Another way of defining this is process thinking versus product thinking. Both are important, but in different ways and for different purposes, and if you enjoy a process, you've gained something even if no one else appreciates the product. (One of the problems with academic promotion procedures right now is that the range of acceptable products has tightened considerably.)
It needs to be said that some of this stuff is a function of consumer culture, which encourages to focus on what we don't have so we'll go buy it. As an inveterate shopper, I'm very familiar with that pattern.
So, anyway. Today, as previously advertised, I sat down to start revising the latest novel. I did fine; I'm about ten pages in. But the next two sections, the ones scheduled for tomorrow, will require a lot of changes and some major plot rethinking, and I felt my stomach clenching up about it even today. Gotta get it right gotta get it right gotta get it right.
That mantra serves a purpose, but at this stage it's counter-productive. It's classic glass-half-empty thinking, because I'm looking at what's wrong, what isn't there: at lack, rather than possibility.
I played the viola for a while, since that always gets me to loosen up. Playing the viola means giving myself permission to do something badly, just because it's fun.
Then I decided to go shopping for a Magic Revision Pencil (inveterate shopper!). I like soft, dark pencils, and the number two I used this morning wasn't cutting it. Staples didn't have anything softer. After a few other unproductive stops, I wound up buying a drawing pencil at an art-supply store.
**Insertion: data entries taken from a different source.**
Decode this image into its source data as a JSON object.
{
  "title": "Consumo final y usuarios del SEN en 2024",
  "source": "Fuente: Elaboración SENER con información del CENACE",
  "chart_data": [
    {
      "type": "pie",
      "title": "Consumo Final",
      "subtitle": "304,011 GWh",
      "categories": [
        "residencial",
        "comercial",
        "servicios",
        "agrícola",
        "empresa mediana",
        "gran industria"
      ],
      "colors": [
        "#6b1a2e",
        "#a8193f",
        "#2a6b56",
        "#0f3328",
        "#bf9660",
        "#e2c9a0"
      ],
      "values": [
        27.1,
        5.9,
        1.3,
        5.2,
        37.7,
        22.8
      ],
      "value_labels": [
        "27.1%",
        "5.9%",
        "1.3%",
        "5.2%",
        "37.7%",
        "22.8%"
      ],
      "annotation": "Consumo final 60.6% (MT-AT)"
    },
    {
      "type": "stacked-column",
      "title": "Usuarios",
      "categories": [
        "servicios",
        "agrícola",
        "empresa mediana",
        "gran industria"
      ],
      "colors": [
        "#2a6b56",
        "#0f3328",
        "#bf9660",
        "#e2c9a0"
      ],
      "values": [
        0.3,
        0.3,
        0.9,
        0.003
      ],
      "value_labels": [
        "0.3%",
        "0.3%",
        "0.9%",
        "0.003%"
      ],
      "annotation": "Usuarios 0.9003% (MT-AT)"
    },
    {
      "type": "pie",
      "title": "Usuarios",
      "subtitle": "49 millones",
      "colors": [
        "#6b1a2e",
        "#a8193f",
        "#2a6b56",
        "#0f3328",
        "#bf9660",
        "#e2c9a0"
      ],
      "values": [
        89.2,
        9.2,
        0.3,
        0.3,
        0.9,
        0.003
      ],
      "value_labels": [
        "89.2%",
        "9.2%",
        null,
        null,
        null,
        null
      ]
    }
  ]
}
And that reminded me how much I like drawing. As a kid, I had a modest amount of artistic talent and drew and painted up a storm, to the lavish praise of the adults around me. I loved it. But as I got older and fell further into glass-half-empty, I became shyer about the visual stuff. I wasn't good enough. I wasn't skilled enough. I wasn't a Real Artist. This is of course either completely true or utter hogwash, depending on your point of view. I'll never be in MOMA or be paid for my artwork, but I have as much right to draw, paint and doodle as anybody else.
Back in 2006, inspired in part by a course I'd taken on art as spiritual practice, I briefly kept a drawing journal. Every day I'd produce a little doodle. Some are quite pretty; some are hideous; all of them were absorbing and fun. But after a while, I became too self-conscious about that project, too, and put the sketchbook away.
I hope to do one of these a day. I think the drawing journal -- along with the viola and knitting -- will help me stay relaxed on the writing front. And anything that creates joy should be maximized.